O Mundo de Sombras e Ratos Brasileira

Autor(a): E. H. Antunes


Volume 2 – Arco 12

Capítulo 117.2: Primogênito Acolhido

Ren não olhou para trás. Saiu do armazém com passos rápidos, atravessando a luz da manhã — uma figura escura se afastando do pai que, imóvel, deixava que o eco dos passos desaparecesse junto com a última chance de dizer a verdade inteira. 

Reiji não fazia ideia do que o filho havia decidido fazer. Permaneceu parado por alguns instantes, tentando recompor os pensamentos, até que seus olhos recaíram sobre as cartas espalhadas sobre o chão próximo do barril. Suspirou fundo e caminhou até elas, recolhendo-as uma a uma, dobrando com cuidado — como se o simples toque pudesse apagar as dores contidas em cada palavra. 

Enquanto as guardava de volta no baú, um pequeno pedaço de papel escapou entre seus dedos e flutuou até o chão, pousando suavemente aos seus pés. 

Ajoelhou-se para pegá-lo, ao vê-lo, ficou imóvel.  

Era um desenho — simples, infantil — feito em traços trêmulos e desiguais. Dois garotos caminhando lado a lado por uma estrada que se perdia no horizonte. A paisagem era indefinida, o sentimento inconfundível. 

Reiji reconheceu de imediato. 

Era ele e o irmão, muito jovens, caminhando juntos em direção a algum sonho distante. Um tempo em que acreditavam que o mundo ainda podia ser mudado com coragem e fé. 

Um sorriso suave, quase dolorido, desenhou-se em seu rosto. 

Ren jamais adivinharia o significado daquele pequeno papel. E mesmo que adivinhasse, jamais imaginaria que o pai um dia fora capaz de desenhar aquilo. Reiji nunca teve talento com tintas, nunca foi um homem das artes — apenas das espadas e, do seu ponto de vista, falsas promessas. 

Mas aquele rabisco… aquele pedaço de memória… valia mais para ele do que qualquer obra-prima pendurada em salões imperiais. Era um eco da inocência que perdera. 

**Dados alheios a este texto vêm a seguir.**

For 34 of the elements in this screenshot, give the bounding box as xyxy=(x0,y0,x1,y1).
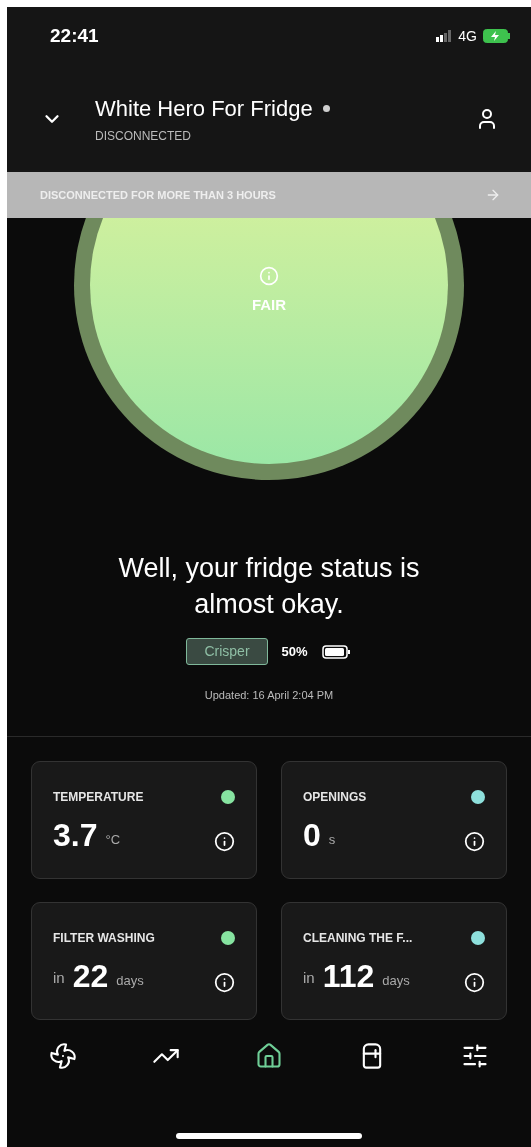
metric-unit: days xyxy=(382,972,410,990)
metric-card[interactable]: TEMPERATURE 3.7 °C xyxy=(31,760,257,879)
metric-title: TEMPERATURE xyxy=(53,788,144,806)
metric-unit: °C xyxy=(105,831,121,849)
metric-card[interactable]: OPENINGS 0 s xyxy=(281,760,507,879)
info-icon[interactable] xyxy=(464,971,485,993)
signal-icon xyxy=(436,30,453,42)
metric-card[interactable]: FILTER WASHING in 22 days xyxy=(31,901,257,1020)
metric-unit: s xyxy=(328,831,336,849)
metric-value: 112 xyxy=(322,958,375,993)
metric-unit: days xyxy=(116,972,144,990)
battery-percent: 50% xyxy=(281,642,308,661)
metric-title: FILTER WASHING xyxy=(53,929,155,947)
device-title: White Hero For Fridge xyxy=(95,95,313,123)
gauge-label: FAIR xyxy=(251,295,287,315)
metric-value: 22 xyxy=(72,958,109,993)
battery-charging-icon xyxy=(483,29,511,43)
status-time: 22:41 xyxy=(50,23,99,48)
status-message: Well, your fridge status is almost okay. xyxy=(117,552,421,621)
metric-title: OPENINGS xyxy=(303,788,367,806)
info-icon[interactable] xyxy=(464,830,485,852)
metric-title: CLEANING THE F... xyxy=(303,929,413,947)
updated-time: Updated: 16 April 2:04 PM xyxy=(204,688,334,703)
metric-card[interactable]: CLEANING THE F... in 112 days xyxy=(281,901,507,1020)
mode-tag[interactable]: Crisper xyxy=(186,638,268,665)
metric-value: 0 xyxy=(303,817,321,852)
metric-value: 3.7 xyxy=(53,817,98,852)
info-icon[interactable] xyxy=(214,971,235,993)
info-icon[interactable] xyxy=(214,830,235,852)
device-status: DISCONNECTED xyxy=(95,128,192,145)
metric-prefix: in xyxy=(53,968,65,988)
network-label: 4G xyxy=(458,26,477,46)
battery-icon xyxy=(321,644,352,659)
metric-prefix: in xyxy=(303,968,315,988)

Ele o guardou junto das cartas, fechando o baú com um gesto lento, quase reverente. 

***

Do lado de fora, Ren entrou na cabana pela porta recém consertada por Kaji. 

O som da madeira rangendo suavemente contrastava com o turbilhão que ele carregava por dentro. 

Apesar da pressa, manteve o cuidado habitual. Não chutou móveis, não derrubou nada. Conhecia bem o quanto o elemental se irritava quando alguém desrespeitava a casa. Mesmo em sua raiva e urgência, Ren ainda era incapaz de ser descortês. 

Ah, jovem Ren! — exclamou Kaji, assoprando o vapor do recém preparado café — Seu pai estava profundamente preocupado com seu desaparecimento. Acabei de passar o café. Você gostaria de... 

— Kaji... — interrompeu o jovem, a voz baixa, os olhos voltados para o chão. 

O pequeno Servo hesitou. Algo no tom do rapaz o desconcertou. 

Ren ergueu lentamente o olhar, e pela primeira vez, permitiu que a determinação fria que escondia dentro de si se tornasse visível. O ar ao redor pareceu se contrair, como se a própria casa prendesse a respiração. 

Ele sabia que o que estava prestes a fazer era errado — desrespeitoso, perigoso. Mas havia chegado a um ponto em que o remorso e a dúvida já não eram obstáculos. 

— ATENDA AO MEU CHAMADO! — bradou. 

A voz de Ren reverberou como uma descarga elétrica, cortando o silêncio e atravessando o espaço com sua ordem incontestável. 

As pupilas de Kaji se dilataram em espanto. O corpo do elemental tremeu, e por um instante, a chama amarelada que o formava vacilou, distorcida. 

Ele tentou resistir, mas o comando estava impregnado de uma autoridade diferente — algo antigo, oculto, que não vinha apenas da voz do rapaz, mas de uma força que o próprio Ren talvez ainda não compreendesse por completo. Ainda que só tivesse ouvido histórias a respeito daquela ordem. 

O servo perdeu o controle do próprio corpo. Seus gestos tornaram-se mecânicos, obedientes. 

Ren o observou com o coração acelerado, sentindo o peso da culpa crescer dentro do peito. 

Ele acabara de cruzar uma linha que sempre jurara respeitar. 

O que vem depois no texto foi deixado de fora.